A number of Middlesex MPs possessed close ties with important landowners of the region, in their majority (albeit not exclusively) religious rather than lay. By the time of his last return Anne was serving as bailiff of the abbot of Waltham’s liberty and as steward of the manor of Walthamstow Thony for Richard Beauchamp, earl of Warwick. Green was steward of the estates of Philip Morgan, bishop of Ely, while Tanfield held a similar post under two successive bishops of London (Robert Gilbert and Thomas Kemp). Thomas Frowyk II was greatly in demand: a feed councillor of Bishop Kemp, he also served as steward of the abbess of Syon’s lordship of Isleworth and of the estates of Westminster abbey. Ash likewise served Syon abbey, as steward of the abbey estates in his native Devon (and held similar appointments in the service of the King’s one-time tutor, the Beauchamp earl of Warwick, and of William, Lord Zouche). In no instance, however, is there any suggestion that these lords played a part in securing their clients’ return to Parliament.

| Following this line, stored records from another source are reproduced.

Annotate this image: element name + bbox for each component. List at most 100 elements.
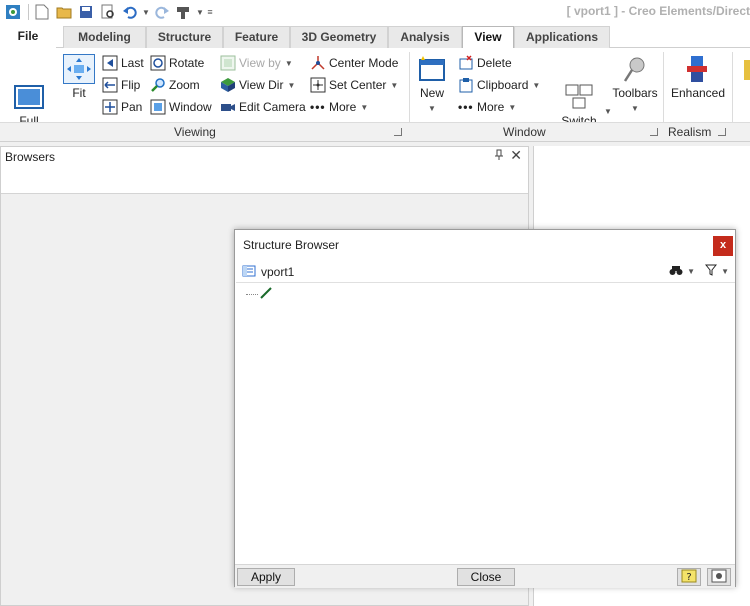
switch-windows-dropdown-icon[interactable]: ▼ [604, 107, 612, 116]
next-ribbon-button[interactable] [738, 54, 750, 86]
delete-window-button[interactable]: Delete [458, 54, 512, 72]
window-group-launcher-icon[interactable] [650, 128, 658, 136]
tab-analysis[interactable]: Analysis [388, 26, 462, 48]
new-file-icon[interactable] [32, 2, 52, 22]
tab-3d-geometry[interactable]: 3D Geometry [290, 26, 388, 48]
window-zoom-icon [150, 99, 166, 115]
delete-window-label: Delete [477, 56, 512, 70]
tab-feature[interactable]: Feature [223, 26, 290, 48]
viewing-group-launcher-icon[interactable] [394, 128, 402, 136]
open-folder-icon[interactable] [54, 2, 74, 22]
dialog-close-button[interactable]: x [713, 236, 733, 256]
new-window-icon [417, 54, 447, 84]
dialog-options-icon [711, 569, 727, 586]
clipboard-icon [458, 77, 474, 93]
last-button[interactable]: Last [102, 54, 144, 72]
tab-modeling[interactable]: Modeling [63, 26, 146, 48]
pin-icon[interactable] [494, 149, 504, 164]
app-logo-icon[interactable] [3, 2, 23, 22]
customize-qat-icon[interactable]: ≡ [206, 2, 214, 22]
enhanced-label: Enhanced [670, 86, 726, 100]
tab-structure[interactable]: Structure [146, 26, 223, 48]
filter-dropdown-icon: ▼ [721, 267, 729, 276]
print-preview-icon[interactable] [98, 2, 118, 22]
structure-browser-icon [242, 264, 256, 281]
view-dir-label: View Dir [239, 78, 284, 92]
more-dots-icon: ••• [310, 100, 326, 114]
help-button[interactable]: ? [677, 568, 701, 586]
browsers-title: Browsers [5, 150, 56, 164]
apply-button[interactable]: Apply [237, 568, 295, 586]
edit-camera-label: Edit Camera [239, 100, 306, 114]
tools-icon[interactable] [174, 2, 194, 22]
view-dir-button[interactable]: View Dir ▼ [220, 76, 295, 94]
window-more-label: More [477, 100, 505, 114]
toolbars-button[interactable]: Toolbars ▼ [612, 54, 658, 116]
close-button[interactable]: Close [457, 568, 515, 586]
viewing-group-label: Viewing [174, 125, 216, 139]
viewing-more-dropdown-icon: ▼ [360, 102, 369, 112]
tree-item[interactable] [246, 287, 272, 302]
realism-group-launcher-icon[interactable] [718, 128, 726, 136]
fit-label: Fit [72, 86, 86, 100]
filter-button[interactable]: ▼ [705, 264, 729, 279]
svg-text:?: ? [686, 572, 691, 583]
view-by-dropdown-icon: ▼ [284, 58, 293, 68]
structure-tree[interactable] [236, 284, 735, 562]
undo-icon[interactable] [120, 2, 140, 22]
view-by-icon [220, 55, 236, 71]
save-icon[interactable] [76, 2, 96, 22]
camera-icon [220, 99, 236, 115]
pan-button[interactable]: Pan [102, 98, 142, 116]
window-group-label: Window [503, 125, 546, 139]
last-label: Last [121, 56, 144, 70]
structure-browser-dialog: Structure Browser x vport1 ▼ ▼ Apply Clo… [234, 229, 736, 588]
fit-icon [63, 54, 95, 84]
clipboard-label: Clipboard [477, 78, 529, 92]
toolbars-label: Toolbars [612, 86, 658, 100]
partial-ribbon-icon [738, 54, 750, 84]
rotate-button[interactable]: Rotate [150, 54, 204, 72]
zoom-button[interactable]: Zoom [150, 76, 200, 94]
viewing-more-label: More [329, 100, 357, 114]
fit-button[interactable]: Fit [60, 54, 98, 100]
set-center-button[interactable]: Set Center ▼ [310, 76, 398, 94]
center-mode-icon [310, 55, 326, 71]
new-window-button[interactable]: New ▼ [414, 54, 450, 116]
window-zoom-button[interactable]: Window [150, 98, 212, 116]
pan-label: Pan [121, 100, 143, 114]
enhanced-button[interactable]: Enhanced [668, 54, 728, 100]
view-by-button[interactable]: View by ▼ [220, 54, 293, 72]
pan-icon [102, 99, 118, 115]
clipboard-button[interactable]: Clipboard ▼ [458, 76, 540, 94]
window-title: [ vport1 ] - Creo Elements/Direct [566, 4, 750, 18]
view-dir-dropdown-icon: ▼ [287, 80, 296, 90]
tab-view[interactable]: View [462, 26, 514, 49]
rotate-label: Rotate [169, 56, 205, 70]
window-more-dropdown-icon: ▼ [508, 102, 517, 112]
tab-file[interactable]: File [0, 26, 56, 48]
view-dir-icon [220, 77, 236, 93]
switch-windows-icon [564, 68, 594, 109]
find-button[interactable]: ▼ [669, 264, 695, 279]
quick-access-toolbar: ▼ ▼ ≡ [ vport1 ] - Creo Elements/Direct [0, 0, 750, 24]
delete-window-icon [458, 55, 474, 71]
window-more-button[interactable]: ••• More ▼ [458, 98, 516, 116]
edit-camera-button[interactable]: Edit Camera [220, 98, 306, 116]
redo-icon[interactable] [152, 2, 172, 22]
undo-dropdown-icon[interactable]: ▼ [142, 2, 150, 22]
enhanced-realism-icon [683, 54, 713, 84]
ribbon-group-labels: Viewing Window Realism [0, 122, 750, 142]
viewing-more-button[interactable]: ••• More ▼ [310, 98, 368, 116]
tab-applications[interactable]: Applications [514, 26, 610, 48]
center-mode-button[interactable]: Center Mode [310, 54, 398, 72]
qat-separator [28, 4, 29, 20]
flip-button[interactable]: Flip [102, 76, 140, 94]
dialog-options-button[interactable] [707, 568, 731, 586]
dialog-footer: Apply Close ? [235, 564, 735, 588]
tools-dropdown-icon[interactable]: ▼ [196, 2, 204, 22]
close-icon[interactable]: ✕ [510, 147, 522, 164]
flip-icon [102, 77, 118, 93]
binoculars-icon [669, 264, 683, 279]
pushpin-icon [620, 54, 650, 84]
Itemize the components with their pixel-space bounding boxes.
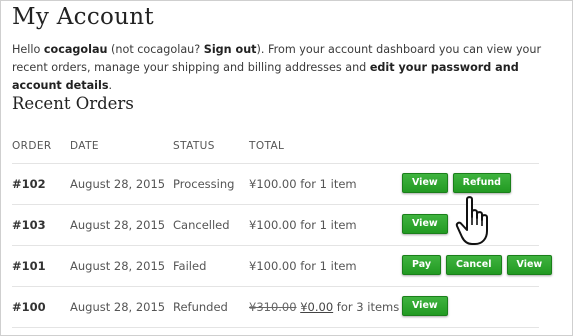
view-button[interactable]: View: [402, 173, 448, 193]
refunded-total: ¥0.00: [300, 300, 334, 314]
header-status: STATUS: [173, 140, 215, 152]
account-page: My Account Hello cocagolau (not cocagola…: [0, 0, 573, 336]
order-number[interactable]: #103: [12, 218, 46, 232]
table-row: #100 August 28, 2015 Refunded ¥310.00 ¥0…: [12, 287, 539, 328]
order-status: Refunded: [173, 300, 228, 314]
order-status: Cancelled: [173, 218, 230, 232]
intro-end: .: [108, 79, 113, 92]
view-button[interactable]: View: [402, 296, 448, 316]
order-actions: View Refund: [402, 173, 511, 193]
table-row: #101 August 28, 2015 Failed ¥100.00 for …: [12, 246, 553, 287]
order-number[interactable]: #102: [12, 177, 46, 191]
orders-table-header: ORDER DATE STATUS TOTAL: [12, 127, 539, 164]
view-button[interactable]: View: [402, 214, 448, 234]
order-total: ¥100.00 for 1 item: [249, 259, 357, 273]
hand-pointer-icon: [455, 196, 488, 245]
order-status: Processing: [173, 177, 235, 191]
order-date: August 28, 2015: [70, 259, 166, 273]
order-number[interactable]: #101: [12, 259, 46, 273]
order-total: ¥310.00 ¥0.00 for 3 items: [249, 300, 399, 314]
page-title: My Account: [12, 4, 154, 30]
intro-hello: Hello: [12, 43, 44, 56]
order-date: August 28, 2015: [70, 218, 166, 232]
order-date: August 28, 2015: [70, 300, 166, 314]
sign-out-link[interactable]: Sign out: [204, 43, 257, 56]
order-actions: View: [402, 296, 448, 316]
order-status: Failed: [173, 259, 207, 273]
order-actions: Pay Cancel View: [402, 255, 553, 275]
header-date: DATE: [70, 140, 99, 152]
header-order: ORDER: [12, 140, 52, 152]
cancel-button[interactable]: Cancel: [446, 255, 502, 275]
recent-orders-heading: Recent Orders: [12, 94, 134, 113]
total-suffix: for 3 items: [333, 300, 400, 314]
intro-username: cocagolau: [43, 43, 108, 56]
original-total: ¥310.00: [249, 300, 297, 314]
pay-button[interactable]: Pay: [402, 255, 442, 275]
order-date: August 28, 2015: [70, 177, 166, 191]
intro-not-prefix: (not cocagolau?: [107, 43, 204, 56]
order-total: ¥100.00 for 1 item: [249, 177, 357, 191]
account-intro: Hello cocagolau (not cocagolau? Sign out…: [12, 41, 564, 95]
order-actions: View: [402, 214, 448, 234]
view-button[interactable]: View: [506, 255, 553, 275]
refund-button[interactable]: Refund: [452, 173, 511, 193]
order-total: ¥100.00 for 1 item: [249, 218, 357, 232]
header-total: TOTAL: [249, 140, 285, 152]
order-number[interactable]: #100: [12, 300, 46, 314]
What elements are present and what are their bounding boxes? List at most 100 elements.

It was a mark of the remarkably cohesive gentry community of Middlesex and the domination of the county’s parliamentary representation by its members, that the men who sat in the Commons for Middlesex also played their part in the elections in the county court and set their seals to the sheriff’s indentures. Thus, Green was so recorded on 15 occasions between 1411 and November 1449, Sir Thomas Charlton 13 times between 1411 and 1442, Thomas Frowyk I 11 times between 1417 and 1442, and Wroth nine times between 1420 and 1449. Shorditch’s and Maidstone’s presence is recorded at six Middlesex elections each, Lematon’s and Somer’s at four, and Thomas Charlton and Thomas Frowyk II were each present on two occasions. Ash attested three Middlesex indentures, but had previously been wont to do so in Devon. Myrywether’s presence is recorded only once, at the elections of 1460, but it is likely that his true record, like that of Henry Frowyk II (who attested five elections between 1447 and 1478) is obscured by the loss of most of the election returns of Edward IV’s reign. Somewhat exceptional were Warner, who as under sheriff attended the court ex officio, and Anne, whose two documented attendances at the Middlesex county court were probably also motivated by tenure of office. Only Gawtron, Somerset and Tanfeld, as far as it is possible to tell, never witnessed a Middlesex election (although the last was present at a minimum of two in his native Northamptonshire).
- 1. PROME, x. 269; SC8/24/1195; Statutes, ii. 228.
- 2. PROME, x. 360-1.
- 3. PROME, x. 474-5; Statutes, ii. 267-8.
- 4. PROME, xi. 184; Statutes, ii. 291.
- 5. E179/238/90; 240/269.
- 6. VCH Mdx. i. 156-204.
- 7. Ibid. vi. 1.
- 8. C219/13/1-5; 14/1-5; 15/1-2, 4, 6; 16/1-2, 5-6; 330/24.
- 9. C219/12/5.
- 10. C219/13/1-5; 14/1.
- 11. The identity of the Mdx. under sheriffs for 1448-9 and 1449-50 has not been established.
- 12. E179/238/90; 240/269; S.L. Thrupp, Merchant Class Med. London, 378, 381.
- 13. E159/212, recorda Hil. rot. 14(vi)d.